The other thing is, you've got to tell the mission again, again and again. You'll get tired of saying it. You have to keep people on the vision and the mission, that's so important. Making advocates at every level of the organisation is really the key to making this happen.
PwC's mantra throughout the G Suite migration has been ‘progress, not perfection. Schutte said that people often have this perception that ‘change management' is a fluffy function that doesn't do a great deal. But her team has made it their mission to talk to users about practical and consumable change, and to change their expectation that the change will stop once the project is ‘over' - because it won't. She said:
This is not going to stop, whether that's the implementation of Google, or some other technology, or process change. Constant change is the name of the game in this world. We built leadership advocacy, we have everybody telling the story over and over and over again. We converted leaders to our way of thinking. We focused on those desired behaviours.

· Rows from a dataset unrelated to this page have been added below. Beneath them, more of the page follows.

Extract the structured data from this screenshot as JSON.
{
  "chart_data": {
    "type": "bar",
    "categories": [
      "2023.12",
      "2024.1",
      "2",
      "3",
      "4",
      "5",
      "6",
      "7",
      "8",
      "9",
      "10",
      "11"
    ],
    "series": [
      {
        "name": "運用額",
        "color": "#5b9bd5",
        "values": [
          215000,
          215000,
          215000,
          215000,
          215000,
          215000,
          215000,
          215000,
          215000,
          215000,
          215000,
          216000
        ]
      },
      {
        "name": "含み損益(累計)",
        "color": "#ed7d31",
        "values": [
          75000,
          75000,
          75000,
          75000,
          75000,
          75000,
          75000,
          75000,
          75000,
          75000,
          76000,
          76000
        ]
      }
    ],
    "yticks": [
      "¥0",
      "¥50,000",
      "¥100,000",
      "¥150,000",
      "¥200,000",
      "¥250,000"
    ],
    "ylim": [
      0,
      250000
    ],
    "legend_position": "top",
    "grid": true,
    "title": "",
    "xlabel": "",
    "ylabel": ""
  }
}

I'll give you an example, when we'd go in and sit with our partners to talk about Google, we wouldn't say ‘let me train you', I'd say ‘tell me how you work, how can I make your work better?'. That's really about winning their hearts and minds.
But my favourite part of the implementation is that we answered questions over and over and over. Imagine over five years, 275,000 people, people know our names. I had an amazing team and they know our names and faces. They did not sit behind an email box and we took everything on and answered their questions.
And in terms of changed behaviours, Schutte said that one of the most satisfying ways that PwC has changed its approach to work is that collaboration is now the status-quo. Whereas previously people may have often worked in isolation, employees and leaders now work together on delivering results. Schutte explained:
It boosted much higher quality results. It's actually changed our culture. Whereas before we'd never give a document or a deliverable to a partner before it was completely done and dusted. Now we've helped people understand that it's okay that people make micro-contributions along the way.
I think the last time I owned one document totally by myself was in 2013. Now everything I do, other people weigh in - five heads are better than one. What's cool it's that I don't hesitate to comment my partner in. It results in a much better deliverable overall.